The second method I can visualize except for one thing - to "make fast" do you attach your bow line to the ball with the boat hook or do you grab the mooring line attached to the ball with your boat hook? In other words, are you hooking your bow line to the mooring or are your tying the mooring line to your boat at the bow? If you''re attaching your bow line to the mooring, does your boat hook have some sort of clasp mechanism on it or is it a plain (non-mechanical) hook? Thanks.

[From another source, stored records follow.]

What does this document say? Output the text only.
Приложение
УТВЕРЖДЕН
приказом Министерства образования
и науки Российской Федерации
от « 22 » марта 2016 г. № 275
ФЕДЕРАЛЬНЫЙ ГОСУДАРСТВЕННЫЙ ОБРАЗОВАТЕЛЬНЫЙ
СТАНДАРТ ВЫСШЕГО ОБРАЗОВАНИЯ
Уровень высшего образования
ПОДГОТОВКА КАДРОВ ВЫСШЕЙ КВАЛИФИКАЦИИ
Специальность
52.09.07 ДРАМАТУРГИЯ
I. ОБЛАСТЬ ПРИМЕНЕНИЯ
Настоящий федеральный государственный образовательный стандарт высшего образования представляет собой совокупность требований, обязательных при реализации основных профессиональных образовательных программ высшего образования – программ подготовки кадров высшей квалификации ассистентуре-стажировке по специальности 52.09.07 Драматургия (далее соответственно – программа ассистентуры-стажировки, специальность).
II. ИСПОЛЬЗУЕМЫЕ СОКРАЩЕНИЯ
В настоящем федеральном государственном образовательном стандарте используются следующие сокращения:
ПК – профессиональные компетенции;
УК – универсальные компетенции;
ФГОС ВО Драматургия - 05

dhartdallas 08-29-2001 03:05 PM

Whether it is a dock, a tree, or a mooring ball, always tie your boat off with your lines. You will use the boat hook to snag the
ball. Then you will tie your bow line to it. The boat hook is just a reach and get it. Once you''ve got it, the boat hook is done. Regards. dhd

JEFryar 08-30-2001 04:37 AM

I sail almost exclusively single handed and have found a rather easy way to pick up a mooring. This is what works for me especially in heavy wind ( last time it was 30+kts) and or current.
First I determine if the ball has a pennant. If it does or on my own mooring I approach the ball as usual but run up so that I can reach the pennant at the ball from the cockpit. I cleat it to the stern cleat as close to the ball as possible. This stops the boat and I now can take my time to walk the end of the pennant up to and cleat it off on the bow. I then go back and release the stern and the boat swings around. Home free.
If there is no pennant or I want to use my own line, I start with a line ceated first to the bow run outside and cleated to the stern with sufficient left over to secure it to the ball.When it stops the boat, uncleat the stern and let the boat swing and settle in.
One of the advantages to this approach is that you are no further than one boat length from the ball, a real advantage in a crowded anchorage.You also have stopped the boat quickly and it is stable, a real relief to anyone close by.

Bro 11-07-2001 03:47 PM

I''m needing a head sail for my Pearson 27. I sail on a large inland lake. No racing, just crusing. How do I know what sail to buy for best performance.